Whenever markets are climbing higher and the general view is that stocks are priced fully or slightly overvalued, I revisit simple stock screens to see what makes the list. I like to start with the Value Line database, which has more than 3,000 stocks. There are several quick screens I run through to see what ideas may be out there.
One screen looks at stocks trading at the widest discount from book value. Topping the list here is Alpha Natural Resources (ANR). This coal miner has been selling off consistently. Its shares trade at just above $2, which values the company at $500 million. Its balance sheet net debt tops $2.5 billion, however. Shareholders' equity per share equals $16 but that primarily consists of property, plant and equipment. Regional airline SkyWest (SKYW) also shows up on this list; its shares are trading for $8, against tangible book value of above $25 per share.
Another simple value screen looks at stocks with the lowest P/E ratio. PDL Biopharma (PDLI) tops the list with a P/E of less than 5 and a dividend yield of 6.6%. Recently, the company has been subject to allegations of federal securities law violations, which as we all know today, leads to a flurry of class action suits. That the shares have sold off is one reason for the stock's attractive looking P/E and yield. Another name showing up is one I feel to be a quality opportunity: Oil driller Noble (NE) is currently yielding 5.6% and trading for 6x earnings.

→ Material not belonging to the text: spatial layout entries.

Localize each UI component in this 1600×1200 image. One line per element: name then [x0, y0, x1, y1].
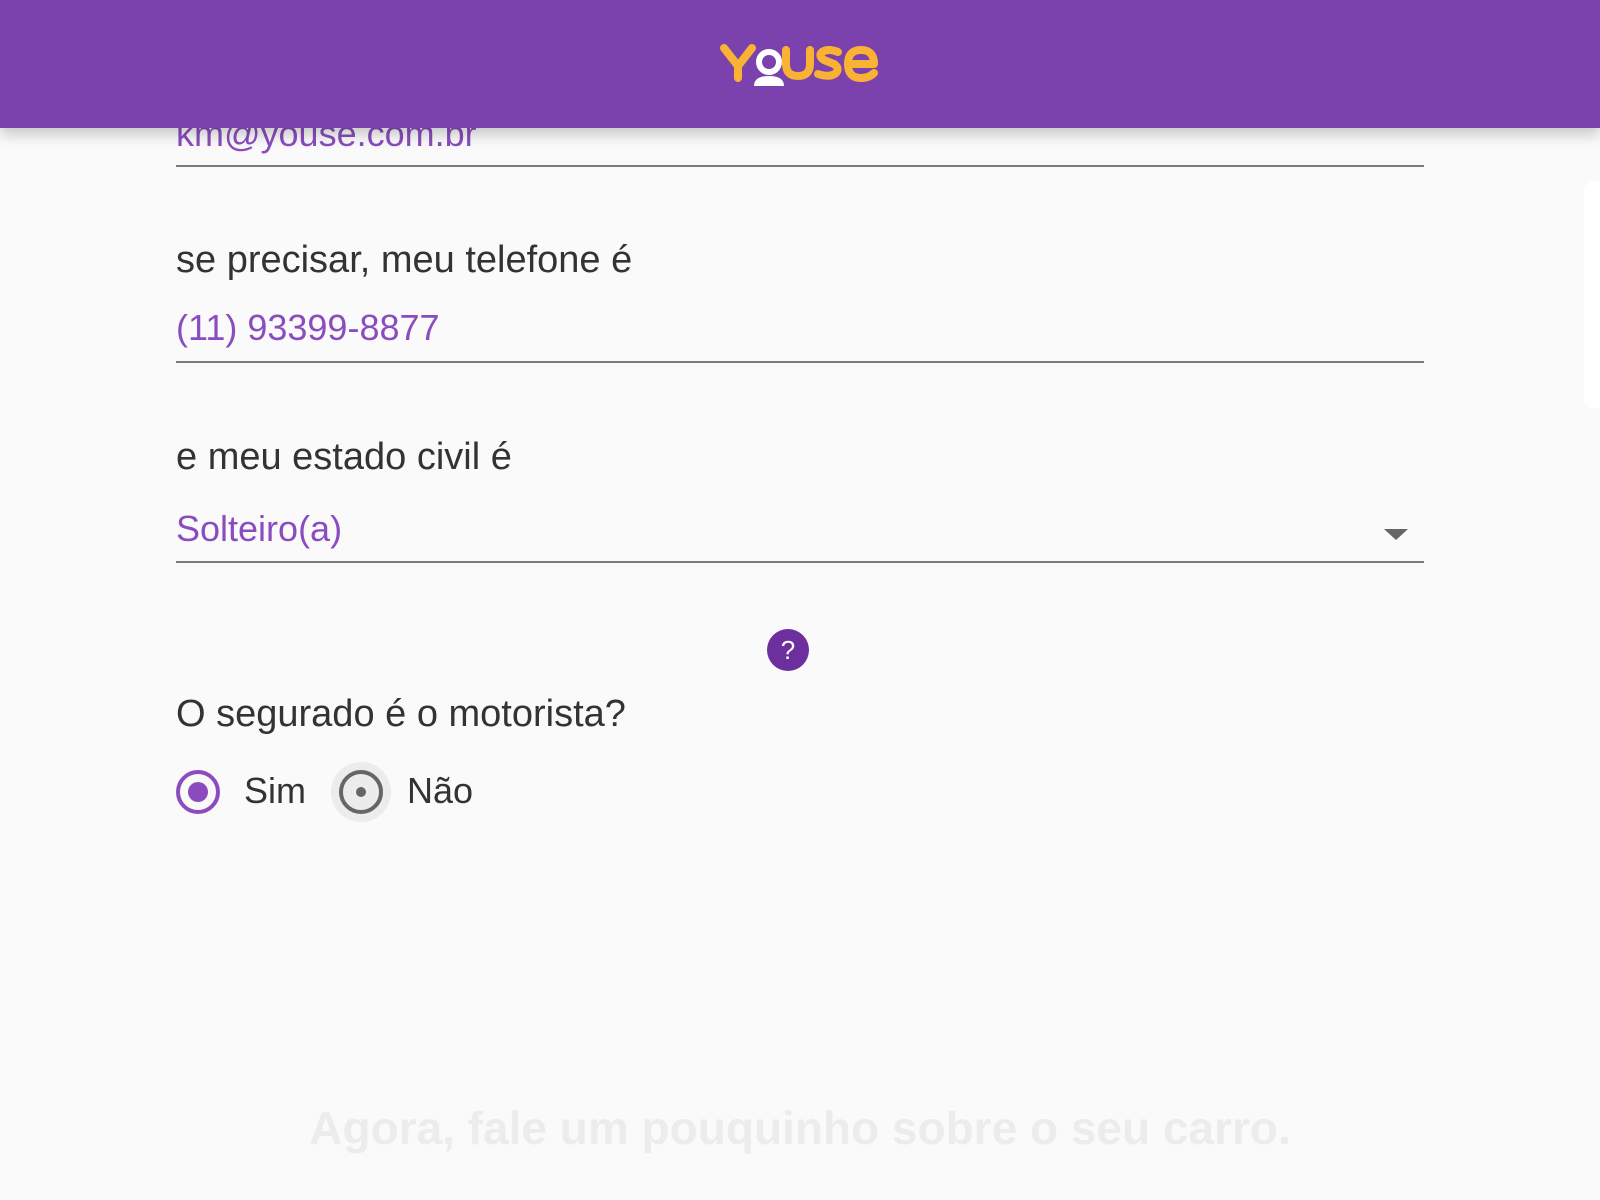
civil-status-label: e meu estado civil é — [176, 436, 512, 478]
chevron-down-icon[interactable] — [1384, 529, 1408, 540]
next-section-heading: Agora, fale um pouquinho sobre o seu car… — [309, 1102, 1291, 1154]
email-underline — [176, 165, 1424, 167]
youse-logo — [720, 44, 878, 86]
radio-nao-dot — [356, 787, 366, 797]
app-header: youse — [0, 0, 1600, 128]
help-icon[interactable]: ? — [767, 629, 809, 671]
driver-question-label: O segurado é o motorista? — [176, 693, 626, 735]
radio-nao[interactable] — [339, 770, 383, 814]
civil-status-underline — [176, 561, 1424, 563]
scrollbar[interactable] — [1584, 182, 1600, 408]
phone-label: se precisar, meu telefone é — [176, 239, 633, 281]
radio-nao-label[interactable]: Não — [407, 768, 473, 814]
radio-sim-dot — [188, 782, 208, 802]
phone-value[interactable]: (11) 93399-8877 — [176, 306, 440, 350]
radio-sim-label[interactable]: Sim — [244, 768, 306, 814]
page: youse km@youse.com.br se precisar, meu t… — [0, 0, 1600, 1200]
phone-underline — [176, 361, 1424, 363]
radio-sim[interactable] — [176, 770, 220, 814]
civil-status-select[interactable]: Solteiro(a) — [176, 507, 342, 551]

Value Line also screens for "bargain basement stocks," which encompasses several proprietary metrics. Benchmark Electronics (BHE) provides electronic technology solutions worldwide. Shares trade for just over $22 valuing the company at $1.2 billion. Boasting a net cash position of $400 million, the balance sheet is pristine. The shares trade for below 10x earnings and 95% of book value. Benchmark clearly appears to be a very healthy business that one doesn't hear about in the news often.
Stock screens are excellent tools but investors should use them wisely. A low P/E stock today could mean that a company is on its way to generating fewer profits. Or it could mean a bargain. Either way, knowing how to use stock screens is the key to getting the most out of them.